Pinball lives on with collection

NORTH HILLS- Stephen Scohy’s North Hills basement is a step back in time.

The walls are adorned with late 1970s, early 1980s memorabilia including glass placards advertising arcade games, candy and gum machines.

There’s also a soundtrack. Scohy bought recordings of the 1980s American Top 40, complete with advertisements.

And then there’s the games, more than two dozen vintage pinball and arcade machines. The machines in the basement are only part of Scohy’s collection, most of which date between 1976 and 1984.

“It’s a crazy hobby that keeps me sane,” he said.

Scohy has acquired and repaired about 60 pinball machines and close to 25 video arcade games; most were games he played as a kid at the Escape Hatch, the Corner Pocket and FunLand. His Dig Dug machine used to sit at Skate County in south Parkersburg.

He started collecting pinball machines in 1999 when he rediscovered his love for the games.

He bought his first pinball machine, Rock.

“Growing up in Vienna there wasn’t much to do,” he said.

As a kid, Scohy would mow lawns and shovel snow to earn money to go to the arcade.

“Pinball was the first game I was good at,” he said. “I had a crowd that would watch me play.”

It wasn’t long after he started purchasing the machines that Scohy got into repairing them.

“The second game I got broke,” he said.

Scohy learned how to fix it from the Internet and from a friend in Boaz, William McCormick. He has learned to repair the machines and now prefers to purchase ones that no longer work.

“It’s more fun to play detective and fix them,” he said.

In the 14 years he’s been collecting, Scohy also has amassed a collection of parts and play fields. Scohy will scout the Internet and want ads for machines he can repair.

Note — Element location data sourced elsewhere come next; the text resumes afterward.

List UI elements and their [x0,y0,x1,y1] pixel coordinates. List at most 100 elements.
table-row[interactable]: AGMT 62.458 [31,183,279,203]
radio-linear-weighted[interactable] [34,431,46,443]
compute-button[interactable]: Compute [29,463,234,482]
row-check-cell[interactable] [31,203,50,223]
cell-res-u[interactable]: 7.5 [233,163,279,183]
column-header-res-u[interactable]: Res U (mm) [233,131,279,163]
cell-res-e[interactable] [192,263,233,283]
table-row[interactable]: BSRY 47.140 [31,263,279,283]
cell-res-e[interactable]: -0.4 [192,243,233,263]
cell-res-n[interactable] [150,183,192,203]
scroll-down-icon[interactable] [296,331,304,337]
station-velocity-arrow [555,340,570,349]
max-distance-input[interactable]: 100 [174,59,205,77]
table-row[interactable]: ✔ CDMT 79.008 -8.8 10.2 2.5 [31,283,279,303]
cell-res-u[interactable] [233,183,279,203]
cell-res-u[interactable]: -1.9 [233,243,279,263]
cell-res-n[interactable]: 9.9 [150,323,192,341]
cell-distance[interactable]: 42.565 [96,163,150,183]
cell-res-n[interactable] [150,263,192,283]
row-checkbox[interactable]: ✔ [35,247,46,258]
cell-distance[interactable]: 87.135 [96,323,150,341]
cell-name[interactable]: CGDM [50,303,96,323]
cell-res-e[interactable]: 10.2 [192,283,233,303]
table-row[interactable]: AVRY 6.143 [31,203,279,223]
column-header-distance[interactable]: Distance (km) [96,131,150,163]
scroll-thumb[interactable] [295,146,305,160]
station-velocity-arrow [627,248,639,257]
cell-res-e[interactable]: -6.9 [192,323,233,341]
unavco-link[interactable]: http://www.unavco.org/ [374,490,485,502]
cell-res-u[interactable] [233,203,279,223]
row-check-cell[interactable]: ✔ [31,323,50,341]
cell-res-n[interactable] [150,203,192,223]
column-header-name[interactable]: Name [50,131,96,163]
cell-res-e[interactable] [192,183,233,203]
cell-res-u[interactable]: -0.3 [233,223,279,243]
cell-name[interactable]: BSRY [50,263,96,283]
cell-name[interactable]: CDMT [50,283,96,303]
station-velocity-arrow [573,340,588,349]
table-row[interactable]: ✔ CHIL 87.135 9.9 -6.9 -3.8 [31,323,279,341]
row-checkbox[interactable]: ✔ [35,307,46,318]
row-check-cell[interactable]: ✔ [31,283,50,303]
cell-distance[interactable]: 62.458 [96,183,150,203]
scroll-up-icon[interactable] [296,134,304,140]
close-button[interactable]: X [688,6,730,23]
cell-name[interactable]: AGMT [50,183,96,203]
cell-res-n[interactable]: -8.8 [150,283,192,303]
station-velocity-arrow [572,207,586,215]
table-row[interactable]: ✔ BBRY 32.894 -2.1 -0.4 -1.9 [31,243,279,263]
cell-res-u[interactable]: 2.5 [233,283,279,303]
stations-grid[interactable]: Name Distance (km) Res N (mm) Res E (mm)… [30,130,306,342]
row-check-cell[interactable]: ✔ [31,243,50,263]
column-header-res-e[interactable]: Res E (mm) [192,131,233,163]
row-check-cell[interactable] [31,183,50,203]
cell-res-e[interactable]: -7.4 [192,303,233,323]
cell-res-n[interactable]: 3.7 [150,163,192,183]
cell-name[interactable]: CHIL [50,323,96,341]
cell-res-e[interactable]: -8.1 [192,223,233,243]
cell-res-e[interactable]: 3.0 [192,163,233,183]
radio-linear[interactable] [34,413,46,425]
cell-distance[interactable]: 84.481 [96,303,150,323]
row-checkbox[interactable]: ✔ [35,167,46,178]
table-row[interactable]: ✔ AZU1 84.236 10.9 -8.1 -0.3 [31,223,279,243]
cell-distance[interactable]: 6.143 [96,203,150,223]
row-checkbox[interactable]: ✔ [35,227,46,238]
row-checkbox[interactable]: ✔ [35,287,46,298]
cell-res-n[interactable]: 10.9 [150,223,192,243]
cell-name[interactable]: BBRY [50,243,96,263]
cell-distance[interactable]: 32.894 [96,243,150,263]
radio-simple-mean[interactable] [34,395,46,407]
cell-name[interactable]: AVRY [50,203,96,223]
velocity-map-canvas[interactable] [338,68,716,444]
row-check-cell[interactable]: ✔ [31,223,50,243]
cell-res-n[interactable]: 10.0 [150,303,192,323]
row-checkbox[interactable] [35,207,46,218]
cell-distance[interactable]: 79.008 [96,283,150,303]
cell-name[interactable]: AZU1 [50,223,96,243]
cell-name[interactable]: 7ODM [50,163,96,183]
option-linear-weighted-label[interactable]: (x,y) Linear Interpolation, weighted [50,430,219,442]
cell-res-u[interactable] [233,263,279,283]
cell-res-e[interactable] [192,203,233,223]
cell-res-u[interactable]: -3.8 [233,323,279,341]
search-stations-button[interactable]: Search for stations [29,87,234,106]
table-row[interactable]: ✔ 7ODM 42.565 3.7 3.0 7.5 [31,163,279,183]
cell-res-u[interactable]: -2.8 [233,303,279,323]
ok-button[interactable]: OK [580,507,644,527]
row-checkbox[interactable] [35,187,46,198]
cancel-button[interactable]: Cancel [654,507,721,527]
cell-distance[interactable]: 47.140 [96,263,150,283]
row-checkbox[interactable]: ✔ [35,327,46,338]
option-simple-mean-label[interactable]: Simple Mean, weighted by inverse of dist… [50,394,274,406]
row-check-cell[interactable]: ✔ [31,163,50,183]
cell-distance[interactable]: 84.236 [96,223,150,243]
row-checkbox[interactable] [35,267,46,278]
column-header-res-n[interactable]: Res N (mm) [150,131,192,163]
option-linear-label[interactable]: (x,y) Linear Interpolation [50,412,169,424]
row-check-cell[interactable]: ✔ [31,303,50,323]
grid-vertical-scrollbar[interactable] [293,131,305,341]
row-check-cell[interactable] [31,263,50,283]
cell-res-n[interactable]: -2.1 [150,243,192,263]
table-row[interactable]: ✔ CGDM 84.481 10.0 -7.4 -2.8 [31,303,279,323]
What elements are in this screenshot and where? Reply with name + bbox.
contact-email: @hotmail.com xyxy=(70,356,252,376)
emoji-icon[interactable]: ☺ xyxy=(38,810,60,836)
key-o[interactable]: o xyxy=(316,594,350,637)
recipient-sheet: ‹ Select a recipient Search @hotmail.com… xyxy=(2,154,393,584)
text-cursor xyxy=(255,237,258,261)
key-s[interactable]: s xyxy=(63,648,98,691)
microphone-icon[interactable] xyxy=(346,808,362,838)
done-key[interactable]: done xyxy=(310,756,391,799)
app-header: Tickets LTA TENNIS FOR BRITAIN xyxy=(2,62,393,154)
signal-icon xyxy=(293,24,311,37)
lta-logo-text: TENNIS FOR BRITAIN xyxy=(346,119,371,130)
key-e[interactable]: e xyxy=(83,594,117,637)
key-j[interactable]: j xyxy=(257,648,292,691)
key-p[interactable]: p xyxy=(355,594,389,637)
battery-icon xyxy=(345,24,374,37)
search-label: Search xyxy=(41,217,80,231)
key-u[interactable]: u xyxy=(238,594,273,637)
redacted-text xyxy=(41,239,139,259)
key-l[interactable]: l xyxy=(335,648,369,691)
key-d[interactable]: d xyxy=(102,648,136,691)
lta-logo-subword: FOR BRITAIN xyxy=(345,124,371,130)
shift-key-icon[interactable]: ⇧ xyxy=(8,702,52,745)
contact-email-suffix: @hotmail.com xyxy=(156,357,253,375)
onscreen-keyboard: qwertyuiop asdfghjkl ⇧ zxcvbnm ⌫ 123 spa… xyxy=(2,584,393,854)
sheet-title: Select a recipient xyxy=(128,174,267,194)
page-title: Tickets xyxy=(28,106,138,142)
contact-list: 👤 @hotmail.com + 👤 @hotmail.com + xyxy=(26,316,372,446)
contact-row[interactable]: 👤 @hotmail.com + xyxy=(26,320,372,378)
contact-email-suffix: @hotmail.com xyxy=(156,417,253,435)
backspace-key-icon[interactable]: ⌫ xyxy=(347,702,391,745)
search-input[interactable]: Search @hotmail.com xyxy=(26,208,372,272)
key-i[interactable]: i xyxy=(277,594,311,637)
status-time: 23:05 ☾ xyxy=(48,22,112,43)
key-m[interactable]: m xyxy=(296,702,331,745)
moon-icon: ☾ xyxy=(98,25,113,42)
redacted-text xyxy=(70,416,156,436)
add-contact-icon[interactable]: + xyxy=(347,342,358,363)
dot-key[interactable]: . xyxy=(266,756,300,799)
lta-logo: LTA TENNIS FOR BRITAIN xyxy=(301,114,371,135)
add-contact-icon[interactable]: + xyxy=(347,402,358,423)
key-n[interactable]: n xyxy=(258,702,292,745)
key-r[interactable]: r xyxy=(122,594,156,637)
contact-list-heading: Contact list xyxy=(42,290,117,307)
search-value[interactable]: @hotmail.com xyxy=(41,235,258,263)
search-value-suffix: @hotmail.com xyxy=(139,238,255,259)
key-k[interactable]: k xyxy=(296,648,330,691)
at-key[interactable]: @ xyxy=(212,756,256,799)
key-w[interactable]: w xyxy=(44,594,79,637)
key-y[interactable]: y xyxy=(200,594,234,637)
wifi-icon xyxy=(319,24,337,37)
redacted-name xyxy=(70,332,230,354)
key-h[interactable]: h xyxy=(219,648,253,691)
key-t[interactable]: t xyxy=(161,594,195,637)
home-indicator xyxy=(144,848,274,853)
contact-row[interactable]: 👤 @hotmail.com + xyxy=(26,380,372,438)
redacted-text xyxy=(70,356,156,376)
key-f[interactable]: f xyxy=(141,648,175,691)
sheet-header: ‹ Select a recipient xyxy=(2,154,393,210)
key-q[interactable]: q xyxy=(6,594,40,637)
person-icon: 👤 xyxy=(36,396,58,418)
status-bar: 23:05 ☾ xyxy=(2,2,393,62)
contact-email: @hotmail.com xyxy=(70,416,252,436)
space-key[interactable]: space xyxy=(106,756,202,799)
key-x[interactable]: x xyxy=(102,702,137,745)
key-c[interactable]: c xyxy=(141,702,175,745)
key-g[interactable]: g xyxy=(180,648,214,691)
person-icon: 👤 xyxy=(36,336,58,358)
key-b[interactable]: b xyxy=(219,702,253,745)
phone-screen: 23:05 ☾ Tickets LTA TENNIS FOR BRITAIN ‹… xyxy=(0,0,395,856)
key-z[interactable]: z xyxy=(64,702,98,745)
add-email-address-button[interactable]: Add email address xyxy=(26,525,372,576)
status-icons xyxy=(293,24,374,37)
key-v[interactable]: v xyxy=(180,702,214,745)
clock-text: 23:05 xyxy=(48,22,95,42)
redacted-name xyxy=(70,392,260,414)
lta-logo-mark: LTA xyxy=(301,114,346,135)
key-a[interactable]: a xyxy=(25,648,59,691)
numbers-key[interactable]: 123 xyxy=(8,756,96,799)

His favorites are people who call him offering to sell machines that used to work.

“One day it worked, and next day it quit,” they’d say, he said.

One of his most-recent completions was the Big League game that sat in the cafeteria at G.C. Murphy’s at the mall.

“My fingers touched it as kid,” he said.

Scohy bought it off the former owner of the Escape Hatch. He looked for parts for years before locating another machine in South Carolina. Refurbished, it now sits in his living room.

Some games are impossible to fix or not worth fixing, Scohy said. The batteries in the machines, which sat dormant in a warehouse for years, can leak and ruin the wiring.

Other machines, he said, were sabotaged by operators who didn’t want to sell them for fear it would show up in a competitor’s game room.

“It was worth more to them to sit in a warehouse,” he said.

Scohy’s most recent purchase is a 1976 Elton John-themed Captain Fantastic pinball machine. He bought it from a family in Pittsburgh that had it in the family room since the early 1980s.

Scohy’s wife and stepson also enjoy his hobby. His wife is a fan of Ms. Pac Man and Centipede. His 9-year-old stepson enjoys almost all the games and likes to help work on and refurbish the machines.

Scohy enjoys the arcade games, but it’s pinball machines that attract him.

“With pinball you could win free games, which is fascinating to a 10-year-old,” he said.

Scohy can close his eyes and recite the Escape Hatch’s wall of pinball machines.

“Twenty of them,” he said. “And that’s from 1981.”

His favorite machines are Rock, Rolling Stones and Black Knight, one of his favorites as a kid.

Scohy owns a pair of rare machines: a 1982 Spectrum and a 1981 Solar Fire. Less than 1,000 of each were made.

That’s compared to KISS and Rolling Stones pinball machines, of which more than 19,000 were produced.

He bought the Spectrum outside Charleston a few years ago. It was featured in a book about pinball machines. The Solar Fire, made by Williams Electronics, is a beautiful game, but was inferior to the competition at the time, Scohy said.

“It was a bad year for Williams,” Scohy said. “The Solar Fire was part three of a four-part series. It has no speech, and generic sound effects. The company didn’t have the money to make upgrades.”

The company went under in 1985.

Pinball machines, a one-time staple of arcades, are disappearing. Scohy said there’s only a handful of manufacturers today.

New machines cost $6,000-$8,000. They are more for home use rather than arcades.

Scohy’s games are not set to free play; there are cups of quarters on each machine. The quarters and the sounds they make to start the game are part of the nostalgia, he said.

Only a third of his machines-more than 30-are at the house, spread over the main floor and basement. The rest are in storage in a warehouse.

He has no interest in selling his games. His long-range plan is to open an arcade, though he has no plans to quit his job as a real estate appraiser.

For players of Scohy’s age who grew up visiting arcades, they are becoming a thing of the past.

He hates to walk through arcades now.

“You don’t see Gorf or Joust,” he said. “Wow, where does the time go.”